E lo fa nella zona più critica della città, che sabato mattina presso Factory Grisù ha raccolto “tutto il mondo che ha ragionato su Ferrara”, per citare le parole di Bianchi (dai rappresentanti della Camera di Commercio e Legacoop agli esponenti politici, fra cui la senatrice Paola Boldrini, la consigliera regionale Marcella Zappaterra e il sindaco Tiziano Tagliani) “riabitando questo quartiere, il Gad, divenuto fulcro di attività mafiose”, come introduce la presidente Cds Cinzia Bracci.

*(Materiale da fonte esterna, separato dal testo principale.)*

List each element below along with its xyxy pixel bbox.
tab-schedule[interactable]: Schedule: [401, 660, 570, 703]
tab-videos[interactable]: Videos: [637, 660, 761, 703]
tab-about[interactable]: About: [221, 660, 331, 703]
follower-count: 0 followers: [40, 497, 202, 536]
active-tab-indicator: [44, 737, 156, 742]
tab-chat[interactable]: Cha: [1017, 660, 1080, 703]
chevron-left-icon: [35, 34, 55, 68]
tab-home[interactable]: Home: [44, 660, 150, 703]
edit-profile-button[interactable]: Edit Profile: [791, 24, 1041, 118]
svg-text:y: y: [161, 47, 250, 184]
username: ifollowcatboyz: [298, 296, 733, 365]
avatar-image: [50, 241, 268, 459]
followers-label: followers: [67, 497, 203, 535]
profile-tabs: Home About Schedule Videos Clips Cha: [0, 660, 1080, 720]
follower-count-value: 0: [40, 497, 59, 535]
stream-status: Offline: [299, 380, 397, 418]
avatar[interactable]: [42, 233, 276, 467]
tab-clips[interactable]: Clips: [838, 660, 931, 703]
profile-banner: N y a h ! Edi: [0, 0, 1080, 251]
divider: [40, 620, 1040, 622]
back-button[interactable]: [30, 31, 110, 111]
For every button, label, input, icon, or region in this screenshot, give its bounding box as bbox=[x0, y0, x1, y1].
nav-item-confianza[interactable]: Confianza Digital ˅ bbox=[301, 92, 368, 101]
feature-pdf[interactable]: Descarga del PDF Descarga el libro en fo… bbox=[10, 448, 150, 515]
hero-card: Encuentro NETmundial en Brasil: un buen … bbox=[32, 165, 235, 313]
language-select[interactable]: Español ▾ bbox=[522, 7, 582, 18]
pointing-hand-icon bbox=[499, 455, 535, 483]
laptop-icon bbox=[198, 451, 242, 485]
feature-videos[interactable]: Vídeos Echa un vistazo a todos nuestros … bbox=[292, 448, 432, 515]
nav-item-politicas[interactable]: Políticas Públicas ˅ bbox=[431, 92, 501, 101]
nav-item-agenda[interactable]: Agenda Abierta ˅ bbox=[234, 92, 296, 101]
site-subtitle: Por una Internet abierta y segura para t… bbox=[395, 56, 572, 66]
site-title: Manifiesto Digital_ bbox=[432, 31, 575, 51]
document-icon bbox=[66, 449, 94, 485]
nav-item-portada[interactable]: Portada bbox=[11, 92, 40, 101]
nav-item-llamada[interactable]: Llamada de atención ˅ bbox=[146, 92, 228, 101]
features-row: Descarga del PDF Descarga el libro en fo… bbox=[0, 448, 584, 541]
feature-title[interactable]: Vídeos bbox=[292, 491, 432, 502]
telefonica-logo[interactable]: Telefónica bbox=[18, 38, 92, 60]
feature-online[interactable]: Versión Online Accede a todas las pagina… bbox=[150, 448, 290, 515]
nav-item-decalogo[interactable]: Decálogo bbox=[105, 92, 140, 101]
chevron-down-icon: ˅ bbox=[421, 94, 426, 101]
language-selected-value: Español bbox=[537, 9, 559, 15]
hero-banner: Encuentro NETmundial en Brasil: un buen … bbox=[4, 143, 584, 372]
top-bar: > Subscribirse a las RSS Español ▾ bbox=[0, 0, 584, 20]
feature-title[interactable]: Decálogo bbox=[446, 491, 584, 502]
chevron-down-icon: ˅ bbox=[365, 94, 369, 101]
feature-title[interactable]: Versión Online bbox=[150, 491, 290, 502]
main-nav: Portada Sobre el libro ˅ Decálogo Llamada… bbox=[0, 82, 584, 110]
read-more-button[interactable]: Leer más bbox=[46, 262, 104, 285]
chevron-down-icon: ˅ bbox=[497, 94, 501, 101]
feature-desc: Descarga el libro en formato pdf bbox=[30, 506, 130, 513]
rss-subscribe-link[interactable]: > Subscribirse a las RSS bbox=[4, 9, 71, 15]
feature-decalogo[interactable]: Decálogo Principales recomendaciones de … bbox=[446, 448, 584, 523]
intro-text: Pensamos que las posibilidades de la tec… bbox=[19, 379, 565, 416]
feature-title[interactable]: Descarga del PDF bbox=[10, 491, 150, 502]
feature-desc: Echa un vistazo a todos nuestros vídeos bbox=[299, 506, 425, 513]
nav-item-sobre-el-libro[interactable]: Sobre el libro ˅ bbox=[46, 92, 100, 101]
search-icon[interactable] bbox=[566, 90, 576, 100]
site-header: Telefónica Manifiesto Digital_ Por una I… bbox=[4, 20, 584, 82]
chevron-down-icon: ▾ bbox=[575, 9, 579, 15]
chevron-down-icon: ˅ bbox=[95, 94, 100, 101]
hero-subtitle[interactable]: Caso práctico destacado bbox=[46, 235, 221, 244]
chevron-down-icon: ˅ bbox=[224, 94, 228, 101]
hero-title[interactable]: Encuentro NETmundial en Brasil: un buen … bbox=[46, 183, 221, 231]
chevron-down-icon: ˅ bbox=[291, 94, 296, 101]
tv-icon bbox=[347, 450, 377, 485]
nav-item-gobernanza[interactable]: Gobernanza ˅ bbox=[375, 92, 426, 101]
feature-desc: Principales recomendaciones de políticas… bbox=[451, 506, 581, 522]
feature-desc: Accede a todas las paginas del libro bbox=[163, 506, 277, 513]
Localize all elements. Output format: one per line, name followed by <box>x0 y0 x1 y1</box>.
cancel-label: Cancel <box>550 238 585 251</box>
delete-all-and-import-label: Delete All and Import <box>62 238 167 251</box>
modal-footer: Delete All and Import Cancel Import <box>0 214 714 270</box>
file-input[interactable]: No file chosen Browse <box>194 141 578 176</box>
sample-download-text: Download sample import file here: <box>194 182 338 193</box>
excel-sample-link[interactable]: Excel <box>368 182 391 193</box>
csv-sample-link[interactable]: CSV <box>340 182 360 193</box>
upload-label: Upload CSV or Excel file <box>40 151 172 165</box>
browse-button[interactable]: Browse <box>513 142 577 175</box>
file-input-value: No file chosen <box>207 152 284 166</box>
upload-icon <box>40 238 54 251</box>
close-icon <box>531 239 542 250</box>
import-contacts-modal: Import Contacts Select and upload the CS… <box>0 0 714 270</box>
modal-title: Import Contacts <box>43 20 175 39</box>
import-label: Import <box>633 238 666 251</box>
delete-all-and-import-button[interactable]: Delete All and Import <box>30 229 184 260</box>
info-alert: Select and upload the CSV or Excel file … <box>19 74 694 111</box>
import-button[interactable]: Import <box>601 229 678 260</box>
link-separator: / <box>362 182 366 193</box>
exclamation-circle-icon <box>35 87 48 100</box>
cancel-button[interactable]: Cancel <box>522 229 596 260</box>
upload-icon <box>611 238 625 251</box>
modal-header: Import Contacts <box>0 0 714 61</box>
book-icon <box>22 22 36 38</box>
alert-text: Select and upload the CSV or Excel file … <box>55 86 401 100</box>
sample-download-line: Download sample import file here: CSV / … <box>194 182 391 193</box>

Una piaga della città estense che va di pari passo con il calo demografico (“perdiamo 1200 persone l’anno – fa sapere Andrea Gandini di Cds – che non sono recuperate con le nascite”) cosa che interessa soprattutto il basso ferrarese, “che ormai sta implodendo”. Questo il motivo che piazza Ferrara al terzultimo posto tra i 120 comuni analizzati dall’Istat; “se si considera però l’attrattività, e quindi chi si insedia nella nostra città – illustra Gandini – ecco che Ferrara sale al 30esimo posto nella stessa classifica”.

Un dato che fa ben sperare assieme al tasso occupazionale, del 71%, in un contesto nazionale che registra il 58% ed europeo del 67%, calcolato analizzando la fascia dai 15 ai 64 anni per residenza. Anche il turismo è cresciuto del 18% negli ultimi dieci anni, e vede Ferrara seconda solo a Bologna.

Molto forte il civismo degli abitanti riscontrato dalle analisi dell’annuario per il contrasto alla povertà: oltre ai servizi sociali, centinaia di volontari e decine di associazioni portano avanti attività di cui dà esempio, alla presentazione, Francesco Colaiacovo, volontario de Il Mantello. “Il nostro obiettivo – spiega – è intercettare le famiglie in povertà prima che essa diventi cronica: il 50% delle famiglie entrate al Mantello non erano per esempio ancora conosciute dai servizi sociali. In questa fase le fragilità, ancor prima dell’accesso a bisogni primari come il cibo, sono culturali, di inclusione sociale, per le quali avviamo un’attività di accompagnamento, che può andare dalla ricerca di un lavoro all’inserimento sociale dei bambini. Quest’anno per esempio grazie alla collaborazione con il Coni siamo riusciti a far svolgere attività sportiva gratuita a 58 bambini”.